Defector has a fantastic article this week from writer Keith Paradise titled The Rise And Fall Of Starter, The Coolest Company On Earth. Starter, of course, was an early maker of licensed sports apparel. Those awesome “satin” warmup jackets were their most famous product. (If you don’t subscribe just pay the $10 to read this and cancel it.)
There is a lot of very interesting human drama in the Starter story but for the purposes of this (decidedly inhuman) blog let’s focus on the raw numbers timeline they’ve put together.
As I discussed in Part Two of the David Stern files, massive increases in new sports revenue streams started to really take off in the mid-1980s. Cable deals and public money giveaways for stadiums were two big ones but as I added: “I suspect licensed apparel has undergone similar double digit real growth but I can’t find the numbers yet.” Well Defector has found some numbers and they are right in line with our theories.
When the 1970s started there was almost no licensed apparel business in all the major sports. The Starter founder and CEO noticed the numbers of jackets that one small shop near Fenway was selling and put together the first nationwide licensed apparel deal with Major League Baseball. There are all kinds of amazing anecdotes in the piece:
When White met with a council of owners to discuss the idea, Yankees owner George Steinbrenner belligerently lit into the young employee.
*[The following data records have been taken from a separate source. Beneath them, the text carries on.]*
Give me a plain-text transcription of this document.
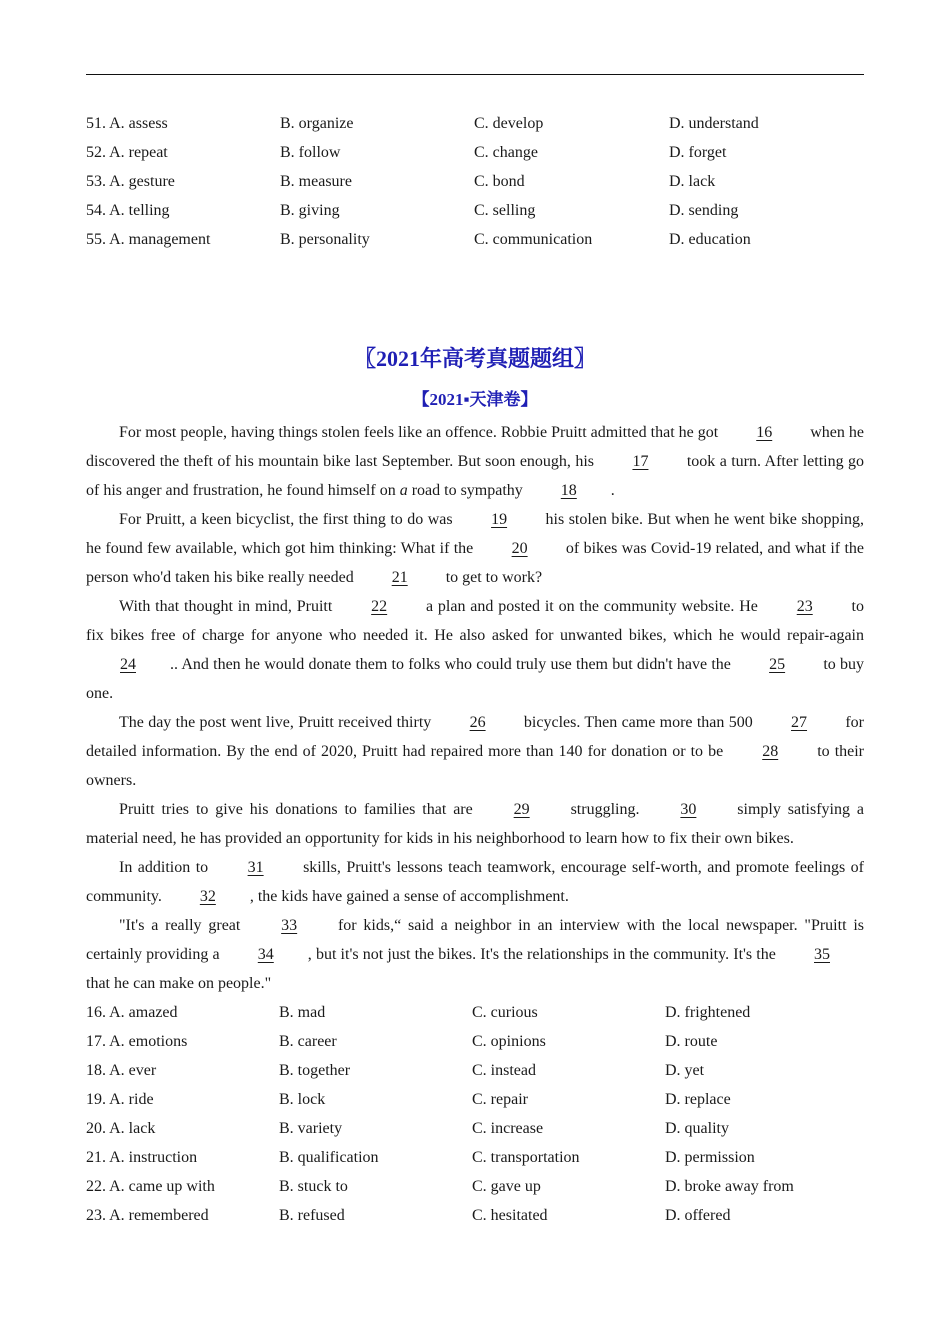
51. A. assess	B. organize	C. develop	D. understand
52. A. repeat	B. follow	C. change	D. forget
53. A. gesture	B. measure	C. bond	D. lack
54. A. telling	B. giving	C. selling	D. sending
55. A. management	B. personality	C. communication	D. education
〖2021年高考真题题组〗
【2021▪天津卷】

For most people, having things stolen feels like an offence. Robbie Pruitt admitted that he got 16 when he discovered the theft of his mountain bike last September. But soon enough, his 17 took a turn. After letting go of his anger and frustration, he found himself on a road to sympathy 18 .

For Pruitt, a keen bicyclist, the first thing to do was 19 his stolen bike. But when he went bike shopping, he found few available, which got him thinking: What if the 20 of bikes was Covid-19 related, and what if the person who'd taken his bike really needed 21 to get to work?

With that thought in mind, Pruitt 22 a plan and posted it on the community website. He 23 to fix bikes free of charge for anyone who needed it. He also asked for unwanted bikes, which he would repair-again 24 .. And then he would donate them to folks who could truly use them but didn't have the 25 to buy one.

The day the post went live, Pruitt received thirty 26 bicycles. Then came more than 500 27 for detailed information. By the end of 2020, Pruitt had repaired more than 140 for donation or to be 28 to their owners.

Pruitt tries to give his donations to families that are 29 struggling. 30 simply satisfying a material need, he has provided an opportunity for kids in his neighborhood to learn how to fix their own bikes.

In addition to 31 skills, Pruitt's lessons teach teamwork, encourage self-worth, and promote feelings of community. 32 , the kids have gained a sense of accomplishment.

"It's a really great 33 for kids,“ said a neighbor in an interview with the local newspaper. "Pruitt is certainly providing a 34 , but it's not just the bikes. It's the relationships in the community. It's the 35 that he can make on people."

16. A. amazed	B. mad	C. curious	D. frightened
17. A. emotions	B. career	C. opinions	D. route
18. A. ever	B. together	C. instead	D. yet
19. A. ride	B. lock	C. repair	D. replace
20. A. lack	B. variety	C. increase	D. quality
21. A. instruction	B. qualification	C. transportation	D. permission
22. A. came up with	B. stuck to	C. gave up	D. broke away from
23. A. remembered	B. refused	C. hesitated	D. offered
It was a modern twist on George Weiss’s decades earlier gripe: What happens when someone gets arrested and makes the news wearing a Yankees jacket?
Keith Paradise, Defector, Starter story, June 29, 2023
The initial deal was for a $25,000 fee and 5% of wholesale gross. This was in around 1976. The real vanguard was MLB. With hats and warmup jackets worn on field during games, the TV broadcast is a showcase of consumer-wearables. The NBA was no different from the rest, with barely any sales pre-1977 and the decade of the 1980s spend exploring and expanding.
With the NBA, Marshall discovered 90 percent of the league’s revenue was from non-apparel, possibly because the offerings were terrible. “There was one company that made t-shirts and their idea of a Knicks t-shirt was a brown t-shirt with an orange logo,” he said. “They didn’t even understand colors. It was a real mess.”
ibid
The owners and commissioners had to be dragged along by hustlers whose entire business life was selling apparel. Of course after getting hit over the head with dollars for a few years they started to see the wisdom and looked for bigger and bigger deals. But the main idea remains: Major sports teams were extremely popular before 1977-1984 but much much less profitable than they are now. All major sports benefited from a special set of new revenue streams that expanded rapidly in the mid-1980s. There was nothing particularly special about the NBA, or David Stern. All franchises across all major sports benefited. By measures of abstract popularity “sports” didn’t change much in its position in the American psyche between 1960 and 1990. (If anything it went down.) But the US as a whole got much wealthier and sports teams were specially positioned to grab an ever-increasing share of that wealth.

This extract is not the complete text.